If the recent ruling from Albany is a bellwether for the direction of mainstream American culture–and that’s a big if–then Fischer’s type of argument is swimming upstream.  If it is no longer an insult to call someone ‘gay,’ then it will make no sense legally, politically, or culturally to discriminate against homosexuality. 

There’s another lesson we can draw from this article.  At least one gay-rights activist has warned that this decision must not be taken as the end of discrimination against homosexuality.  As the UK’s Daily Mail reported, New York activist Jay Blotcher insisted that being identified as gay could still summon up “something akin to a lynching mob” in parts of the country.  “It’s still a thorny issue,” Blotcher said. “Bottom line, just because you have gay characters on television that make everybody laugh doesn’t mean that the entire country embraces gay people as equal citizens yet.”
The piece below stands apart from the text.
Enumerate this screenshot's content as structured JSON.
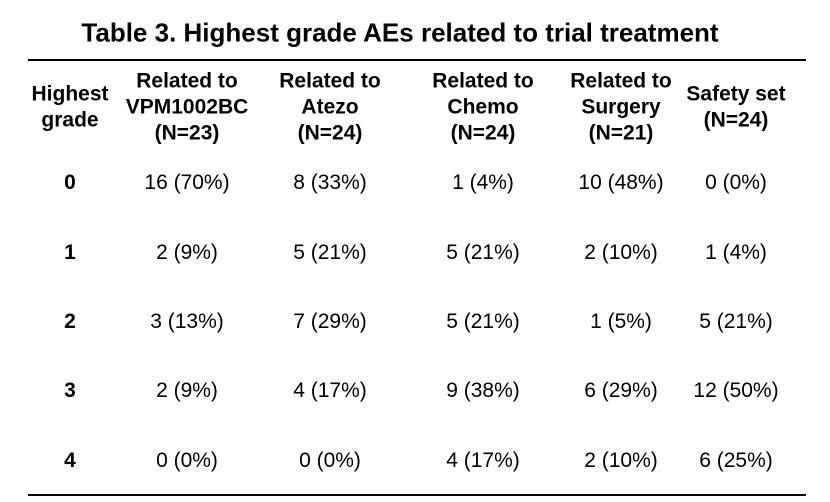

Blotcher’s comments illuminate one of the most puzzling aspects of these kinds of “culture-war” debates.  Instead of celebrating the achievement of mainstream acceptability for homosexuality, Blotcher emphasizes the continuing persecution of homosexuals.  Like Blotcher, many voices from FA insist on their own status as beleaguered cultural minorities.  This tradition among American Protestantism has long roots, back to the seventeenth-century persecution of “Pilgrims” and “Puritans” that led in part to the founding of New England.  In the twentieth century, fundamentalist activists have often used Blotcher’s language of continuing discrimination to defend the borders of Fundamentalist America.     
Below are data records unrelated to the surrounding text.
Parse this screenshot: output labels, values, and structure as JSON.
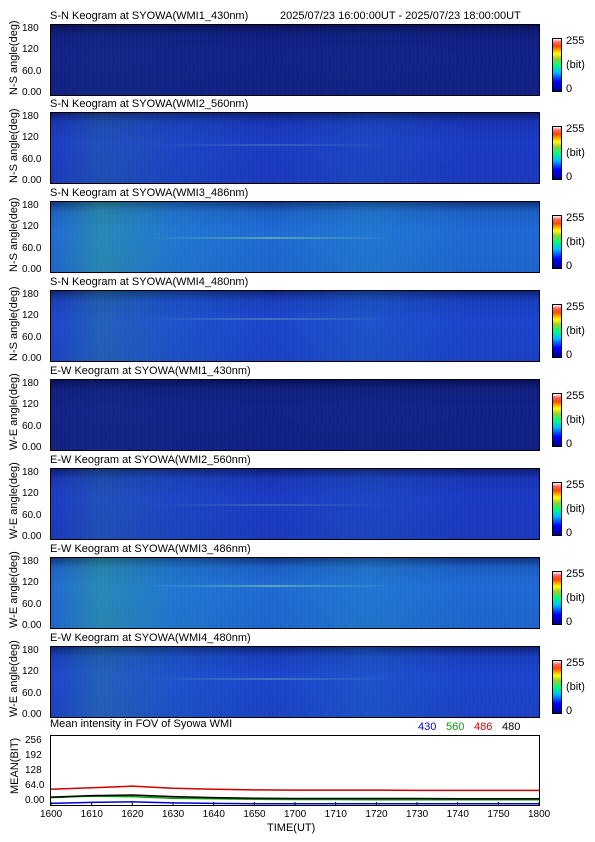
{
  "header": {
    "time_range": "2025/07/23 16:00:00UT - 2025/07/23 18:00:00UT"
  },
  "colorbar": {
    "max_label": "255",
    "unit_label": "(bit)",
    "min_label": "0"
  },
  "keograms": [
    {
      "title": "S-N Keogram at SYOWA(WMI1_430nm)",
      "ylabel": "N-S angle(deg)",
      "yticks": [
        "180",
        "120",
        "60.0",
        "0.00"
      ],
      "base_color": "#10208a",
      "intensity": 0.05
    },
    {
      "title": "S-N Keogram at SYOWA(WMI2_560nm)",
      "ylabel": "N-S angle(deg)",
      "yticks": [
        "180",
        "120",
        "60.0",
        "0.00"
      ],
      "base_color": "#1a3ac8",
      "intensity": 0.25
    },
    {
      "title": "S-N Keogram at SYOWA(WMI3_486nm)",
      "ylabel": "N-S angle(deg)",
      "yticks": [
        "180",
        "120",
        "60.0",
        "0.00"
      ],
      "base_color": "#1e6ad8",
      "intensity": 0.55
    },
    {
      "title": "S-N Keogram at SYOWA(WMI4_480nm)",
      "ylabel": "N-S angle(deg)",
      "yticks": [
        "180",
        "120",
        "60.0",
        "0.00"
      ],
      "base_color": "#1a44d0",
      "intensity": 0.35
    },
    {
      "title": "E-W Keogram at SYOWA(WMI1_430nm)",
      "ylabel": "W-E angle(deg)",
      "yticks": [
        "180",
        "120",
        "60.0",
        "0.00"
      ],
      "base_color": "#10208a",
      "intensity": 0.05
    },
    {
      "title": "E-W Keogram at SYOWA(WMI2_560nm)",
      "ylabel": "W-E angle(deg)",
      "yticks": [
        "180",
        "120",
        "60.0",
        "0.00"
      ],
      "base_color": "#1a3ac8",
      "intensity": 0.25
    },
    {
      "title": "E-W Keogram at SYOWA(WMI3_486nm)",
      "ylabel": "W-E angle(deg)",
      "yticks": [
        "180",
        "120",
        "60.0",
        "0.00"
      ],
      "base_color": "#1e6ad8",
      "intensity": 0.55
    },
    {
      "title": "E-W Keogram at SYOWA(WMI4_480nm)",
      "ylabel": "W-E angle(deg)",
      "yticks": [
        "180",
        "120",
        "60.0",
        "0.00"
      ],
      "base_color": "#1a44d0",
      "intensity": 0.35
    }
  ],
  "chart_data": {
    "type": "line",
    "title": "Mean intensity in FOV of Syowa WMI",
    "xlabel": "TIME(UT)",
    "ylabel": "MEAN(BIT)",
    "x_ticks": [
      "1600",
      "1610",
      "1620",
      "1630",
      "1640",
      "1650",
      "1700",
      "1710",
      "1720",
      "1730",
      "1740",
      "1750",
      "1800"
    ],
    "y_ticks": [
      "256",
      "192",
      "128",
      "64.0",
      "0.00"
    ],
    "ylim": [
      0,
      256
    ],
    "x": [
      0,
      10,
      20,
      30,
      40,
      50,
      60,
      70,
      80,
      90,
      100,
      110,
      120
    ],
    "series": [
      {
        "name": "430",
        "color": "#0000cc",
        "values": [
          6,
          10,
          12,
          8,
          6,
          5,
          5,
          5,
          5,
          5,
          5,
          5,
          5
        ]
      },
      {
        "name": "560",
        "color": "#00a000",
        "values": [
          28,
          34,
          32,
          26,
          24,
          22,
          21,
          21,
          20,
          20,
          20,
          20,
          20
        ]
      },
      {
        "name": "486",
        "color": "#d00000",
        "values": [
          60,
          66,
          72,
          64,
          60,
          58,
          57,
          57,
          57,
          56,
          56,
          56,
          56
        ]
      },
      {
        "name": "480",
        "color": "#000000",
        "values": [
          30,
          36,
          38,
          32,
          28,
          26,
          25,
          25,
          25,
          25,
          24,
          24,
          24
        ]
      }
    ]
  }
}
To cite just one example, in 1965 in the wake of the US Supreme Court rulings against school-sponsored religious devotions in public schools, fundamentalist editor and publisher John R. Rice insisted that “White Minorities Have Rights, Too.”  In the pages of his Sword of the Lord magazine (volume 31, September 3, 1965, page 1), Rice asked,

“If Christian people do not have a right to have the Bible taught in the schools, then infidels have no right to teach infidelity in the schools . . . . Why not have freedom in America as much for one minority as another?  Why not observe the rights of white people as well as the rights of Negroes?  Why not observe the rights of nonunion workers as much as the rights of union workers?  Why not observe the rights of Bible believers as well as the rights of the infidels in the churches and infidels in courts or schools?” 

Just as Jay Blotcher warned not to remove homosexuality from the category of defended minorities, so fundamentalists such as Rice insisted that they be allowed to claim minority status.  One of the quirks of America’s culture wars is that both sides often claim the rights and privileges of both majority AND minority status.  If we hope to understand Fundamentalist America, we need to understand the continuing propensity of fundamentalists to do both at the same time.